Bankruptcy is just a tool in the toolbox when it comes to wealthcare reform; however, it is becoming increasingly popular. There were 32% more bankruptcies filed in 2009 than in the previous year, which could continue to increase this year, especially in Chapter 11 cases. Commercial real estate bankruptcies could be the new red on the catwalk of financial fiasco.

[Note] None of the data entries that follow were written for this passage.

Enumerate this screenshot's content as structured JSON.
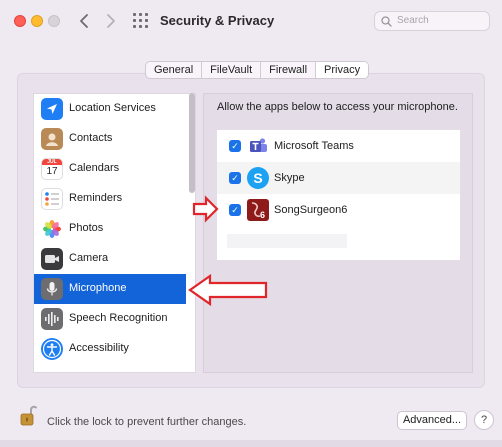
{
  "window": {
    "title": "Security & Privacy",
    "search_placeholder": "Search",
    "nav_back_icon": "chevron-left-icon",
    "nav_forward_icon": "chevron-right-icon"
  },
  "tabs": [
    {
      "label": "General",
      "active": false
    },
    {
      "label": "FileVault",
      "active": false
    },
    {
      "label": "Firewall",
      "active": false
    },
    {
      "label": "Privacy",
      "active": true
    }
  ],
  "sidebar": {
    "items": [
      {
        "label": "Location Services",
        "icon": "location-arrow-icon"
      },
      {
        "label": "Contacts",
        "icon": "contacts-book-icon"
      },
      {
        "label": "Calendars",
        "icon": "calendar-icon",
        "icon_month": "JUL",
        "icon_day": "17"
      },
      {
        "label": "Reminders",
        "icon": "reminders-list-icon"
      },
      {
        "label": "Photos",
        "icon": "photos-flower-icon"
      },
      {
        "label": "Camera",
        "icon": "camera-icon"
      },
      {
        "label": "Microphone",
        "icon": "microphone-icon",
        "selected": true
      },
      {
        "label": "Speech Recognition",
        "icon": "waveform-icon"
      },
      {
        "label": "Accessibility",
        "icon": "accessibility-figure-icon"
      }
    ]
  },
  "microphone": {
    "description": "Allow the apps below to access your microphone.",
    "apps": [
      {
        "label": "Microsoft Teams",
        "checked": true,
        "icon": "microsoft-teams-icon"
      },
      {
        "label": "Skype",
        "checked": true,
        "icon": "skype-icon"
      },
      {
        "label": "SongSurgeon6",
        "checked": true,
        "icon": "songsurgeon-icon"
      }
    ]
  },
  "footer": {
    "lock_text": "Click the lock to prevent further changes.",
    "advanced_label": "Advanced...",
    "help_label": "?"
  },
  "colors": {
    "selection": "#1464d9",
    "checkbox": "#1a73e8",
    "annotation_arrow": "#e0262b"
  }
}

General Growth Properties Inc. recently opened a new trend, filing the largest commercial real estate bankruptcy ever in the US, plummeting from nearly $30 billion in assets in the first quarter of 2009. And as it filed for bankruptcy, so did 166 of its subsidiaries. By the year 2018, an estimated $1.97 trillion in similar commercial real estate loans will mature. As with residential properties, the corporate borrowers face the challenges of devaluation, low occupancy (which decreases income from rent), and refinancing harder to come by. However, unlike residential loans on 20 to 30 year terms, commercial real estate loans are generally arranged on a five to seven year term with a balloon payment at the end. Thus the fatal imbalance between means and obligation is becoming more one-sided.
Whether you are a giant commercial property or a single household, bankruptcy is an individual issue. There are costs and benefits involved, and you need to be aware of both. Financial hardship is often a situation seeking quick answers, but one that needs careful steps.